Unfortunately, accessing that care could soon become far, far more difficult. A well-intended provision of the Inflation Reduction Act is set to slash reimbursements for the providers who administer these life-saving treatments.

If lawmakers don’t intervene, it will force independent physician practices and infusion centers to close or cut services — jeopardizing access to care for patients throughout New Mexico.

The Inflation Reduction Act allows Medicare to negotiate drug prices with manufacturers.

Starting in 2028, the act will apply negotiated prices to medicines covered through Medicare Part B. That’s the part of Medicare that pays for more complex drugs — such as chemotherapies that have to be delivered through an IV — administered in a clinical setting.

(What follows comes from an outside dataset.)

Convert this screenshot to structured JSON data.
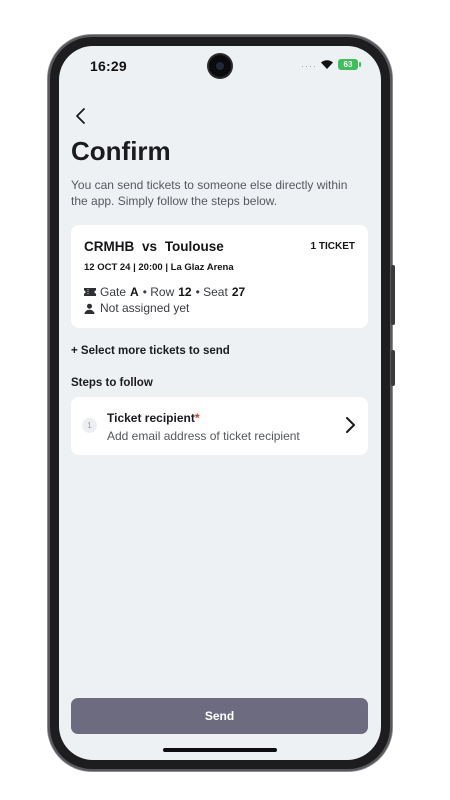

Doctors and infusion centers buy these drugs up front — typically through wholesalers and other intermediaries that set prices independently — and use them to treat patients. Right now, Medicare reimburses physicians for the average sales price of the medicines, plus a 6% add-on to cover overhead costs.

That reimbursement system works well currently. But it’s about to stop functioning. Because as the IRA is currently written, doctors and clinics will only be able to seek Medicare reimbursement for the lower negotiated price of the drug, plus the 6% add-on.

A recent study found that medical providers nationwide could lose up to $37 billion in total over five years due to falling Part B reimbursements.

That would force many to make difficult decisions — reducing services, limiting the number of patients they can treat, or shutting down entirely.

New Mexico, where over a quarter of the population lives in rural areas, would be especially hard hit. Clinic closures would force rural patients, many of whom are elderly or immune-compromised, to travel hours each week to receive the lifesaving treatments they need.

This would’ve been disastrous for patients like my late father, who received treatments for his brain tumor at a small clinic about half an hour from his house. If the new reimbursement scheme takes effect, and many of New Mexico’s small clinics are forced to close, people in my father’s community would likely have to make a four-hour round trip to Albuquerque every week — or even every few days.

Thankfully, lawmakers have a way to prevent this.

Passing the Protecting Patient Access to Cancer and Complex Therapies Act would enable medical providers to continue receiving reimbursements under the current system. Instead, drug manufacturers would be required to issue rebates to the government to make up the difference between the negotiated Medicare price and the average sales price.

Patients can continue to receive the care they need without being forced to travel longer distances or pay higher prices. Physicians and infusion centers would be able to remain financially stable. Taxpayers would even save an estimated $3.3 billion over the next decade, on top of the savings from the negotiations themselves.

The Protecting Patient Access to Cancer and Complex Therapies Act is a common-sense solution that protects patients, preserves access to essential treatments, and safeguards the financial stability of physicians and infusion clinics. It deserves the full-throated support of our congressional delegation.